When a reputable IT security firm performs a security assessment, an IT General Controls Review (ITGC), a vulnerability assessment (VA), or a penetration test (PT), etc., the results of the assessment must be evaluated to classify the risk to your organization. The vulnerabilities identified must be evaluated against the target within which the vulnerability was identified. No tool or ‘blinky-box’ with pretty orange or yellow lights is a substitute for interviewing the data owners to identify where the true risk lies. When our teams of IT Auditors or IT Security assessors begin an engagement, we spend much of our time talking to key organization stakeholders to understand what and where important data is stored. We want to harness a baseline understanding of what the “good” is, so we can acknowledge and evaluate what the “bad” is.

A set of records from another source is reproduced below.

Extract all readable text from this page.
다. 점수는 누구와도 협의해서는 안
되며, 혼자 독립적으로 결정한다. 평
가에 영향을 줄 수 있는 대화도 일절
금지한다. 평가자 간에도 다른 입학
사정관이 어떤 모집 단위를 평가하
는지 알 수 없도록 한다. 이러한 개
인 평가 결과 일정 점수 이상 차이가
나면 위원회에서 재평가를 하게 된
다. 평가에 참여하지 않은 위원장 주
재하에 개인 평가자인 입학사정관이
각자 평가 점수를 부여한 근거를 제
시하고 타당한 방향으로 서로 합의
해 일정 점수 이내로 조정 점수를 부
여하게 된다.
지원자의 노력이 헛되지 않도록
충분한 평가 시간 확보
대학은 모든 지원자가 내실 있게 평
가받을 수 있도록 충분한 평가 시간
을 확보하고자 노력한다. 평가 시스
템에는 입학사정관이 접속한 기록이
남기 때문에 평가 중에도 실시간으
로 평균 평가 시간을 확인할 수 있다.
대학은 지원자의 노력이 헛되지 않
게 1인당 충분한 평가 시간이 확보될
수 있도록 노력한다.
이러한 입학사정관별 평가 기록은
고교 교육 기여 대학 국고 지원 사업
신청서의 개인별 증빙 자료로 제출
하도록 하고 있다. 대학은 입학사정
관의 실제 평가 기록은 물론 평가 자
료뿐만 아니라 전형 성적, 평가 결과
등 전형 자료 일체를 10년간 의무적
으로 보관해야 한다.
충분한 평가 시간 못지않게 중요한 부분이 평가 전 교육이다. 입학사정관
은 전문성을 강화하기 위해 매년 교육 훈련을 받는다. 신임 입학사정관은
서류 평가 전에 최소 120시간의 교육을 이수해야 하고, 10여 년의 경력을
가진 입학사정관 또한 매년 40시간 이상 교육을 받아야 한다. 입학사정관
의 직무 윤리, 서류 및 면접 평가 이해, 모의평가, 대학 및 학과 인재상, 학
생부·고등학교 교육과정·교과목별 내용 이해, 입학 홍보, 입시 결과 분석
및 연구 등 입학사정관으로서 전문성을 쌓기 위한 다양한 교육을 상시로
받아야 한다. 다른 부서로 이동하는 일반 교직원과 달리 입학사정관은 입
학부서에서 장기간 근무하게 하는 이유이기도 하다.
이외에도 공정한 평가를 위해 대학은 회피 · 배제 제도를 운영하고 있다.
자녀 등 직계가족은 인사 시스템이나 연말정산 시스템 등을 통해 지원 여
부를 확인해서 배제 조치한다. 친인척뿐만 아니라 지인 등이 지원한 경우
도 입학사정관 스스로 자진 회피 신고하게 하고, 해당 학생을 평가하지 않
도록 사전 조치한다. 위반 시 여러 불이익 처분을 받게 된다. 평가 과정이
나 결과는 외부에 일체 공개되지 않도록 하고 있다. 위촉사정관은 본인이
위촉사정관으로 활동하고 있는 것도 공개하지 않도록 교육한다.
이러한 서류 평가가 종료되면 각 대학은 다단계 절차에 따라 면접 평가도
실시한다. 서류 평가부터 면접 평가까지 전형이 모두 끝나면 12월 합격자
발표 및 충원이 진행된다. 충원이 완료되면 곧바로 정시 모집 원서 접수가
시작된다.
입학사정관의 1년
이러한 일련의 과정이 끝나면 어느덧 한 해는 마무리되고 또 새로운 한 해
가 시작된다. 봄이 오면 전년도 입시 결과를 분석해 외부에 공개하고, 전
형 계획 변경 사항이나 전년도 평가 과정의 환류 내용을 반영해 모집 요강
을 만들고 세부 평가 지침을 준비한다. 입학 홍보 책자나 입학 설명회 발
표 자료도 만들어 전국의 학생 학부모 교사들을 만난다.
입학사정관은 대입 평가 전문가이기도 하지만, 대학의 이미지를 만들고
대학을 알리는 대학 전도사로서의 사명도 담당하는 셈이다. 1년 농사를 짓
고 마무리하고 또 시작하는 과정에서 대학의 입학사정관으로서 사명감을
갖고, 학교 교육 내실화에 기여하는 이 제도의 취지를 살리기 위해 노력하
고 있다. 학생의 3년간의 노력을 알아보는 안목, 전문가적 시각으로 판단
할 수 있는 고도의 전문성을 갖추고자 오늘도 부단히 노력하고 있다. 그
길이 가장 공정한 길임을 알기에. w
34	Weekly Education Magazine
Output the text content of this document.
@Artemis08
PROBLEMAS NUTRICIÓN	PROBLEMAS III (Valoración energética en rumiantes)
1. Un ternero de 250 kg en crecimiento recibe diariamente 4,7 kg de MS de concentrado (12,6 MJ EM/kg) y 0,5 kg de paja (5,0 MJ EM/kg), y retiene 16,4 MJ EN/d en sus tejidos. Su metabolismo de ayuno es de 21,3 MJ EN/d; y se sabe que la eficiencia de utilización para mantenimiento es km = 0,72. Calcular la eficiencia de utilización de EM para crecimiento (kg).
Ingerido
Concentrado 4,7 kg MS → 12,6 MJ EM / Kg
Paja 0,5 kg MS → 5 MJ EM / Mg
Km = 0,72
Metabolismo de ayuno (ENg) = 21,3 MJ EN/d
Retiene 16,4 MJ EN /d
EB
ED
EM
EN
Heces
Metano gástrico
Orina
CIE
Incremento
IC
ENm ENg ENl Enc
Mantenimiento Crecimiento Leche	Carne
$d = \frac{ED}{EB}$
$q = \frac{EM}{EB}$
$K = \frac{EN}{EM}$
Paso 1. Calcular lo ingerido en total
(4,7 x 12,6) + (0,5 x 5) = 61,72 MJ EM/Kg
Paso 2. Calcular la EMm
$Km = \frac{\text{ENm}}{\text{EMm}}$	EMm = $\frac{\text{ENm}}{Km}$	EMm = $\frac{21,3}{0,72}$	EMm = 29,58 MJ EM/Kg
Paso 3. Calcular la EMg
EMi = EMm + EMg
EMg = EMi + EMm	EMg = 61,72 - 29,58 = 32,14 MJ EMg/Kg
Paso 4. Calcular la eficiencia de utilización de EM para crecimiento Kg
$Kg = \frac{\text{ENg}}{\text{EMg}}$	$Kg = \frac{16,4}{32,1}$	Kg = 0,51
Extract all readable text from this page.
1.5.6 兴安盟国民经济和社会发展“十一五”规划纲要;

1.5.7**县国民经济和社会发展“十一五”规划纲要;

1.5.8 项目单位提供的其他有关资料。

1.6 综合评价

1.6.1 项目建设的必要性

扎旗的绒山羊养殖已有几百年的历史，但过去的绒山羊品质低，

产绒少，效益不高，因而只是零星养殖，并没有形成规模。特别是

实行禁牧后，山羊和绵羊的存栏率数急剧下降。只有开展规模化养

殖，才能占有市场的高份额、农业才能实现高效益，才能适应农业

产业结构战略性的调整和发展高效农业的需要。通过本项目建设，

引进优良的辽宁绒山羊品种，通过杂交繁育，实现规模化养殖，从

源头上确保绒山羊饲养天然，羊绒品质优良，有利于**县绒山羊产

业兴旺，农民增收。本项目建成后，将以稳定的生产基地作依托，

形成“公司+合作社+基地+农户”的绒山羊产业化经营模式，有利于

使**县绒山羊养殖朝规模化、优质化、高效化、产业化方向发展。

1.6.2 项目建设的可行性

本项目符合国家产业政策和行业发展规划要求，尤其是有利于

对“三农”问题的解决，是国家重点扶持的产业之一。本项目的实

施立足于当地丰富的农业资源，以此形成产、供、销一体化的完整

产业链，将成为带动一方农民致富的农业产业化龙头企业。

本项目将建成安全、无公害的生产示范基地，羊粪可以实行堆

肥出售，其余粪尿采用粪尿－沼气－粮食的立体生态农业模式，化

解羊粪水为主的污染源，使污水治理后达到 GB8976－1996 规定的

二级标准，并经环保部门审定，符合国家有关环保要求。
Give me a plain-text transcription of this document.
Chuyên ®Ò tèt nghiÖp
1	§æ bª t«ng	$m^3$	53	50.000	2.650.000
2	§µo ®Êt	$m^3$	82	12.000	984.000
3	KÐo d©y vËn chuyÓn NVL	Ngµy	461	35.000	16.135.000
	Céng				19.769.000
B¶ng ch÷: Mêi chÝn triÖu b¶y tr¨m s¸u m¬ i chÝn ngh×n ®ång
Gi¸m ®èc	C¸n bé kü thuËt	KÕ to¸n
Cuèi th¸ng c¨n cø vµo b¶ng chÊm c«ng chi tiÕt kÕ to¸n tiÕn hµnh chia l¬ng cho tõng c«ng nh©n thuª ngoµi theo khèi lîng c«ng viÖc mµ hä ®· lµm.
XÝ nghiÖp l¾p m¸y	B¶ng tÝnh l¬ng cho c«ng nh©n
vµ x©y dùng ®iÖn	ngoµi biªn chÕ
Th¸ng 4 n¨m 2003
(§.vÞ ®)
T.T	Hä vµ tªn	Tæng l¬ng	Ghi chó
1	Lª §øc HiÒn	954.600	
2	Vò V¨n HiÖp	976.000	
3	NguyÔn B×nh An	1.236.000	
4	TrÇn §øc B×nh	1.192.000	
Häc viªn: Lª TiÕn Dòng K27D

A key, unique element of the way that we perform our assessments is our personal review of vulnerability scanning results. The impact to your organization of identified vulnerabilities is not created equal. An informational “INFO” rated finding (which is the lowest possible rating) may be CRITICAL if the context was identified on an internet facing connection. At one point, our firm was issued a request for proposal for which we put together a response. One competing firm’s bid was roughly 10x cheaper than the next highest (not us). I was so surprised, that I asked the presenter how they could afford to offer such low pricing. Per their team member, they “had a tool” that performed an evaluation of and reported on all 20 SANS Critical Security Controls. This claim was outlandish. No tool on its own could interrogate the inventory of hardware and software, identify security configurations, test the organization’s backups, verify the encryption strength of a wireless connection, interview staff about the existence of an incident management response plan, and perform the other key elements of an assessment.
The next time a security assessment proposal comes across your desk, ask the firm how will they quantify the results of the scanner? Will you receive the raw output, or a pretty HTML or PDF with 100 pages of critical items that need to be addressed right away, without any context to your business operations? Ask how much time is spent learning about the organization, instead of just “running a scan”. Who knows, picking the right security vendor may even save your business.